国際租税回避とこれからの税制のあり方について

深見浩一郎(公認会計士)

 2016年6月30日、新書業界でベストセラーとなった『<税金逃れ>の衝撃 国家を蝕む脱法者たち』(講談社現代新書)の作者、 深見浩一郎氏を迎え、「国際租税回避とこれからの税制のあり方について」を題とする講演、質疑応答が545共同研究室で行われた。 出席者は、滋賀大学の教員6名であった。出席者全てが研究者であり、深見氏の問題関心と近いテーマを研究主領域とする研究者が多かったことから、 熱の入った講演会となった。会は、前半の1時間は深見氏の報告、後半の1時間は質疑応答という形式で進行された。

 深見氏の報告は、総じてみては、著作『<税金逃れ>の衝撃』を基礎とする報告であった。しかし、 2016年4月に公開され世界中のマスメディアで大きく報じられたパナマ文書について深見氏の見解が紹介されたり、 イスラムの寄進制度であったワクフについて著作よりも詳しい紹介が行われたりするなど、 深見氏の関心の広さと研究の深化を出席者全員が感じる報告となった。

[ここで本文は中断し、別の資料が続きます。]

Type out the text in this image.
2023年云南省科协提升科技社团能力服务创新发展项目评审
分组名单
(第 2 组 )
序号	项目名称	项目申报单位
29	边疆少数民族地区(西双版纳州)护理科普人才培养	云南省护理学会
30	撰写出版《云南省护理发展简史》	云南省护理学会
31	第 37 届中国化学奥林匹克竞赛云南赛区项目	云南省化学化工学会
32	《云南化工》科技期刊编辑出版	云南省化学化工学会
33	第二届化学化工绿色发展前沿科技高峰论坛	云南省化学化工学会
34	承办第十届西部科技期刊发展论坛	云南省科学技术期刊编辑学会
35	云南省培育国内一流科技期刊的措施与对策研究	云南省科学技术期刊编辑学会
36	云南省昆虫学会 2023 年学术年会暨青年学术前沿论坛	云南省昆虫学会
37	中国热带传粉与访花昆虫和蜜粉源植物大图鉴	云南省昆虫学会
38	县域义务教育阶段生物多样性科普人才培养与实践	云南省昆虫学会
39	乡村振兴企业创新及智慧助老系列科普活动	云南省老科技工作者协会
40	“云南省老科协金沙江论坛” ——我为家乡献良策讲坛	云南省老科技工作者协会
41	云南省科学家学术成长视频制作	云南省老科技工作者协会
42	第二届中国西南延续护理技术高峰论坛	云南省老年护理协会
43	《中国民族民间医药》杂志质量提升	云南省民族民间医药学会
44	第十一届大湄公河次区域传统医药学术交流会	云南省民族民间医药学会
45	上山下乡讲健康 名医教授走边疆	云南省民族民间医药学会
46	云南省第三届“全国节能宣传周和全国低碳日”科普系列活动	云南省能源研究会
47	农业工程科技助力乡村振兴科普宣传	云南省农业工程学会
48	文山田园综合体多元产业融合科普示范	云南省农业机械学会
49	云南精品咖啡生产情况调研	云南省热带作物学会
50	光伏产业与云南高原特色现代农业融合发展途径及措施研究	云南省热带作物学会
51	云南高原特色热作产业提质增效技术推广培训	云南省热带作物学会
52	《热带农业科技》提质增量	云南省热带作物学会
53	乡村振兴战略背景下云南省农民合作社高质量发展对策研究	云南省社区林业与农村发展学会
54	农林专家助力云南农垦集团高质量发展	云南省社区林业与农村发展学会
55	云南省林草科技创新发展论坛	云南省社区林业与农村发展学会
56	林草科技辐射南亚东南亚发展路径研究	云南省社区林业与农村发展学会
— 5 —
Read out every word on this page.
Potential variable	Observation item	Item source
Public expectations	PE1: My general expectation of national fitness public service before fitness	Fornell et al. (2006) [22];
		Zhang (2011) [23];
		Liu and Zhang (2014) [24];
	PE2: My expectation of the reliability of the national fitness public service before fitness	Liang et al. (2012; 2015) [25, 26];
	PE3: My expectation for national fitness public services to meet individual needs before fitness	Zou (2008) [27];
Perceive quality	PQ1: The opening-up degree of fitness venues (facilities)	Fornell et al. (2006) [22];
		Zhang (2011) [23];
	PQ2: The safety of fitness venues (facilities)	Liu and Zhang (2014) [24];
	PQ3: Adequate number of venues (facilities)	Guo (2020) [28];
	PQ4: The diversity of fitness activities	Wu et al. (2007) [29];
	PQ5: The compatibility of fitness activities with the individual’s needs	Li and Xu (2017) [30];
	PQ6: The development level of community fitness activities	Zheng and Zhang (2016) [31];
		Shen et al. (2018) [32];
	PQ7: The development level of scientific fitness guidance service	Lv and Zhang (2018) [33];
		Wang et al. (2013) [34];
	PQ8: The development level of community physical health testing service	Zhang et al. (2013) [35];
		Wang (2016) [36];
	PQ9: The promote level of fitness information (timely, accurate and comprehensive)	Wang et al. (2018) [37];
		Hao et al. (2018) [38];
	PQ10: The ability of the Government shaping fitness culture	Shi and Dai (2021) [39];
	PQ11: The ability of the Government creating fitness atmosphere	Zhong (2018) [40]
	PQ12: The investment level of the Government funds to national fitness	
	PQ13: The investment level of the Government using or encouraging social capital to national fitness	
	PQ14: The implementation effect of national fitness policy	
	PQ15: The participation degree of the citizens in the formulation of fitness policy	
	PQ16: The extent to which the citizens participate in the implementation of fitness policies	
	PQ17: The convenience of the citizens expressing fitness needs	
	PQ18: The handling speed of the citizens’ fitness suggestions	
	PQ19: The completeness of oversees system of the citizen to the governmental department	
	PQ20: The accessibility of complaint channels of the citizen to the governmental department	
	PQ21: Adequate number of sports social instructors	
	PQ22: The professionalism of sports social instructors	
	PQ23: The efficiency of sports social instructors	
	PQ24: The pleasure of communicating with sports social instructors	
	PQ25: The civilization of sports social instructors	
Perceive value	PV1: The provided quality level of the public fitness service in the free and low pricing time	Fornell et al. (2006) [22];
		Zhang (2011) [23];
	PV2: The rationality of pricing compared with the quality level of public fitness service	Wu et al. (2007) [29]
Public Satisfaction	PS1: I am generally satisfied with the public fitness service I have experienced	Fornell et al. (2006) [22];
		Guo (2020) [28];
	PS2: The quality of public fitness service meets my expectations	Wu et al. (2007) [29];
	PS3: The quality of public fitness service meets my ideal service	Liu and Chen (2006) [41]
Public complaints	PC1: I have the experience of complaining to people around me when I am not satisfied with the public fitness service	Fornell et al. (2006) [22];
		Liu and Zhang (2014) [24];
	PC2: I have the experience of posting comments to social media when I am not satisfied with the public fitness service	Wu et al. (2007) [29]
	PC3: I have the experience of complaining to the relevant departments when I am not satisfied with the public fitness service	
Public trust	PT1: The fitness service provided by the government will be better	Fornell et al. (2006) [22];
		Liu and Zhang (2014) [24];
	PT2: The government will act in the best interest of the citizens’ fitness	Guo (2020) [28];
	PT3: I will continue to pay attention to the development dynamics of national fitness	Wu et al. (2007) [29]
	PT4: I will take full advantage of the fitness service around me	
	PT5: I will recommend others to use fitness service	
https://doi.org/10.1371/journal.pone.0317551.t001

 質疑応答では、出席者全員から質問が発せられた。全ての質疑応答の内容を余すことなく報告することは紙面の制約上、 不可能であるから抜粋して報告する。一つ目の質問は、1980年代にタックスヘイブン、ないし、 多国籍企業と国際租税問題が本格的に注目されるようになった印象を受けるが、それを示すデータはあるか? また、その画期となった出来事はあるのか?という質問であった。これらの質問に直接答えるデータがその場で提示されることは叶わなかったが、 1980年代に「問題化」すること自体が興味深いテーマであることが参加者の間で認識された。他にも、 深見氏の著作で記述されていたFACTAの関する専門的な質問が、イギリスで2015年に新設された迂回利益税に関する質問が投げかけられた。 また、深見氏が実務家としての側面も持つことから、いわゆるタックス・プランニング業界の事情について質問もあった。 会は、租税回避行為は今後ますます複雑化していくのか?という質問をきっかけとして収束の方向に向かった。 こうした租税回避問題の解決は、まず専門家だけでなく、「我々」が税金の問題を我が事として認識することから始まるとの認識が共有された。 そして、その重要な啓蒙書、研究書の一つとして深見氏の著作が位置付けられるとして、会は一段の区切りを迎え、大きな拍手の中、 深見氏を迎えての講演会の幕が閉じた。